Der Mangel an IT-Fachkräften hat sich in jüngster Vergangenheit massiv zugespitzt. IT-Spezialisten befinden sich aufgrund der hohen Nachfrage daher in der komfortablen Situation, sich den Wunscharbeitgeber aussuchen zu können. Die Bandbreite der Möglichkeiten reicht von Start-ups über kleine und mittelständische Unternehmen bis hin zu großen Konzernen. Doch welches Umfeld ist für Experten am attraktivsten und welche Rolle werden Freelancer in Zukunft spielen?

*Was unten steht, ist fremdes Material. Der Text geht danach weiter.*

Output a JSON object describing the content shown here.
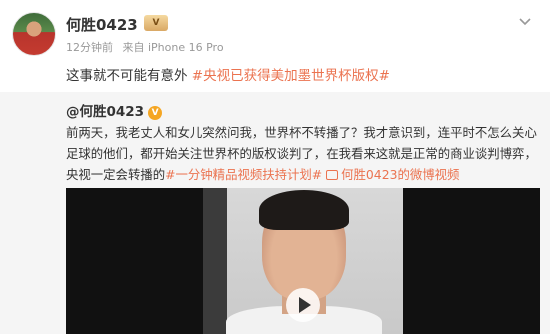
{
  "post": {
    "author": "何胜0423",
    "vip_badge": "V",
    "time": "12分钟前",
    "source": "来自 iPhone 16 Pro",
    "text_plain": "这事就不可能有意外",
    "topic": "#央视已获得美加墨世界杯版权#"
  },
  "repost": {
    "author": "@何胜0423",
    "badge": "V",
    "line1": "前两天，我老丈人和女儿突然问我，世界杯不转播了？我才意识到，连平时不怎么关心",
    "line2": "足球的他们，都开始关注世界杯的版权谈判了，在我看来这就是正常的商业谈判博弈，",
    "line3_plain": "央视一定会转播的",
    "line3_topic": "#一分钟精品视频扶持计划#",
    "line3_link": "何胜0423的微博视频"
  },
  "icons": {
    "more": "chevron-down-icon",
    "video_link": "video-link-icon",
    "play": "play-icon"
  },
  "colors": {
    "topic": "#eb7350",
    "repost_bg": "#f5f5f5",
    "meta": "#999999"
  }
}
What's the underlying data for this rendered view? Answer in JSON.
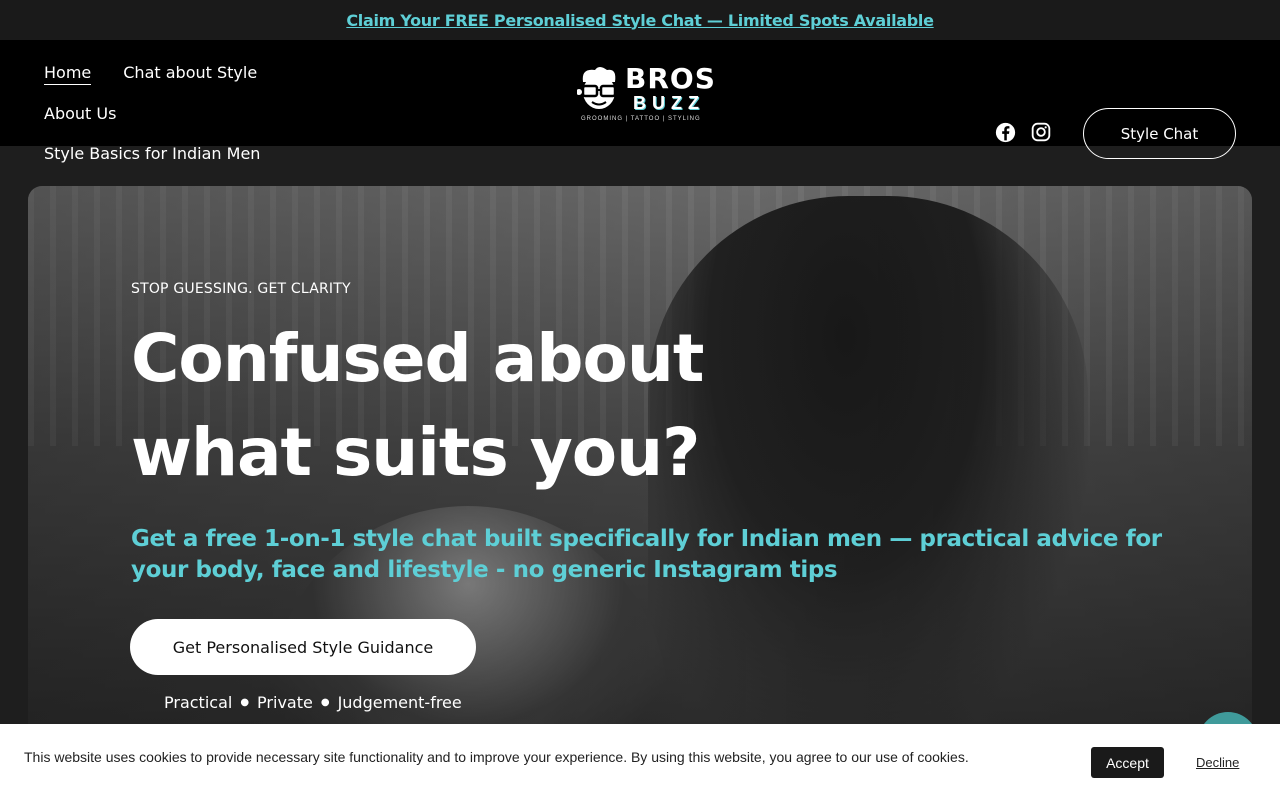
{
  "announcement": {
    "text": "Claim Your FREE Personalised Style Chat — Limited Spots Available"
  },
  "nav": {
    "items": [
      {
        "label": "Home",
        "active": true
      },
      {
        "label": "Chat about Style"
      },
      {
        "label": "About Us"
      },
      {
        "label": "Style Basics for Indian Men"
      }
    ]
  },
  "logo": {
    "line1": "BROS",
    "line2": "BUZZ",
    "tagline": "GROOMING | TATTOO | STYLING"
  },
  "social": {
    "facebook_icon": "facebook-icon",
    "instagram_icon": "instagram-icon"
  },
  "header_cta": {
    "label": "Style Chat"
  },
  "hero": {
    "eyebrow": "STOP GUESSING. GET CLARITY",
    "headline_line1": "Confused about",
    "headline_line2": "what suits you?",
    "subheading": "Get a free 1-on-1 style chat built specifically for Indian men — practical advice for your body, face and lifestyle - no generic Instagram tips",
    "cta_label": "Get Personalised Style Guidance",
    "tags": [
      "Practical",
      "Private",
      "Judgement-free"
    ]
  },
  "cookie": {
    "text": "This website uses cookies to provide necessary site functionality and to improve your experience. By using this website, you agree to our use of cookies.",
    "accept": "Accept",
    "decline": "Decline"
  },
  "colors": {
    "accent": "#5ecfd6",
    "header_bg": "#000000",
    "page_bg": "#1e1e1e"
  }
}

82.000 offene Stellen – Tendenz steigend
Im Dezember 2018 waren 82.000 IT-Jobs nicht besetzt. Dies zeigt eine repräsentative Befragung des Digitalverbands Bitkom. Gegenüber 2017 (55.000 vakante Stellen) ist diese Zahl um stolze 49 Prozent gestiegen. Ein Ende dieser Entwicklung ist bis dato nicht in Sicht.
Was für Unternehmen eine Wachstums- und Innovationsbremse darstellt, ist aus Sicht der IT-Fachkräfte ein komfortables Szenario. Die Aussichten auf einen gut bezahlten Job sind bestens. Besonders begehrt sind laut Bitkom derzeit Software-Entwickler. Dahinter folgen Projektmanager, Anwendungsbetreuer, Qualitätsmanager, Experten für IT-Security sowie die verhältnismäßig neuen Berufsbilder Data Scientist und Virtual Reality Designer.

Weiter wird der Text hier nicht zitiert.